Japan is known for many things: anime, manga, sushi, sake, samurai, bushido, tamagotchi, onsens, whisky, and yes, beer. Until the last few years though, the Japanese beer scene was as dull, bland, and barren as ours was just a couple decades ago. Archaic laws stunted any desire and ability to craft brew on a small scale similar to here in the states. That is changing, and at a progressively faster pace. Just recently, Japan changed the minimum output a brewery had to produce to be legally recognized as a business. In the wake of and despite of, an outcry for good beer, for craft beer has fueled the growth of many artisanal breweries scattered throughout Japan. As with all things Japanese, imported and native, the rebellious and innovative Japanese craft brewers are drawing their inspiration from Europe and the West, all while retaining a unique Japanese personality when it comes to styles, tastes, and ingredients. This brings me to the Baird Brewery in Shizuoka, Japan and their Shizuoka Natsumikan Ale, aka Baird Summer Ale.
Even more uniquely Japanese is the fact that the Baird Brewery was formed by foreigners who, having fallen in love with Japan, naturally transplanted his love for good, craft beer along with his life. I’ve never had a Natsumikan ever in my whole life so I couldn’t tell you how it tastes; once more, the Japanese make an imported idea uniquely theirs. The Shizuoka Natsumikan Ale is a beer native to Japan which you will not be able to find anywhere else. That alone sends multiple layers of goosepimply excitement up and down my spine.
She poured a hazy, almost dirty straw into my glass. Little head or carbonation to speak of at the moment, but a few playful swirls produces an impressive white head. Still no lace though. Her appearance might be off-putting to some who rely too much on visual stimuli to formulate a pre-conclusive decision, but I am not such. At least, I try not to be. Her nose is tossed with mushrooms, oranges, moss, and damp leather while sour zest and lemon drops tease and tingle in the background. Further interesting players of sliced cucumber, mint leaves, buckwheat noodles, and dank, wet wood. Fascinatingly different, my curiosity has been piqued and my interest intrigued. This is a virgin beer voyage on many levels; multiple native Japanese ingredients that are foreign to one such as myself are evident in her nose which I am sure applies to her palate, also. All of my beer geek senses are tingling. My first quaff is clean, light, and mild. Gentle waves of cucumber and mint leaves leave a tinge of dryness on top of my tongue while spruce and herbs continue to flesh out her developing palate. What I had thought was clean is still true, but simple, not hardly. Her palate is a double challenge also in that I am trying to place my finger on as many aromas and tastes as I can, even despite the fact that a good many of them I have never heard of, touched, smelled, or tasted. A subtle undercurrent of sour esters carries her palate past my tastebuds each time, though she doesn’t have a long, lingering presence at all. Besides being clean, her body is soft and earthy, resembling the buckwheat noodles, mushrooms, and oranges I smelled earlier. Wow. I could spend forever trying to break apart this fabulous beer, and never be able to get everything down. This is as foreign as a foreign beer can get. Placing my pen and pad down, I close my eyes to savor the last of my Baird Shizuoka Natsumikan Ale, and as I open them, for just a moment, I am in Japan.

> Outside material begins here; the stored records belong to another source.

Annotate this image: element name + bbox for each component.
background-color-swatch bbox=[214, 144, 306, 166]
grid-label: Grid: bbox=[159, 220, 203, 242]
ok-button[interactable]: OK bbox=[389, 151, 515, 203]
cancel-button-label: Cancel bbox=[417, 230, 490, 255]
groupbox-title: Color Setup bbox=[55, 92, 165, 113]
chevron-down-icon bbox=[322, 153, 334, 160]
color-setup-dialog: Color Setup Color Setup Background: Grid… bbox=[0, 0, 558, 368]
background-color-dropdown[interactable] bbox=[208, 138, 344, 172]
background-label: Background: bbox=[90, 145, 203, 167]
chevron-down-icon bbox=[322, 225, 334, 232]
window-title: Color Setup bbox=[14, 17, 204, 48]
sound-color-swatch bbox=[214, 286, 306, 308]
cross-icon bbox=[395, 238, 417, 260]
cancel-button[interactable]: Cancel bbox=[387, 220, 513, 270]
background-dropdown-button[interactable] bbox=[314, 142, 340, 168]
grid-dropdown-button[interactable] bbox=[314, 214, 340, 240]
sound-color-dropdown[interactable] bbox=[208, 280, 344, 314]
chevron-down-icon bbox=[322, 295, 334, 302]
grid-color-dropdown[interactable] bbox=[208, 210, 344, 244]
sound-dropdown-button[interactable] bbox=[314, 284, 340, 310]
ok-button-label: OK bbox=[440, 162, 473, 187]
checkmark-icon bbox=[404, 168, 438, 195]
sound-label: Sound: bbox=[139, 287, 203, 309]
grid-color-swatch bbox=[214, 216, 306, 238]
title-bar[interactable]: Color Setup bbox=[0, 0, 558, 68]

I seriously cannot rave about this beer enough. It may be very hard to approach for a lot of people because it is just so different, but for me, that draws me ever closer. It’s not often I get to enjoy a beer that so expertly represents its people, its culture, and its passion, and yet, at one time, it was as foreign in Japan as sushi and sake were here in America. Truly, we are an international world, and Baird Brewing is pushing the borders with their Shizuoka Natsumikan Ale and others.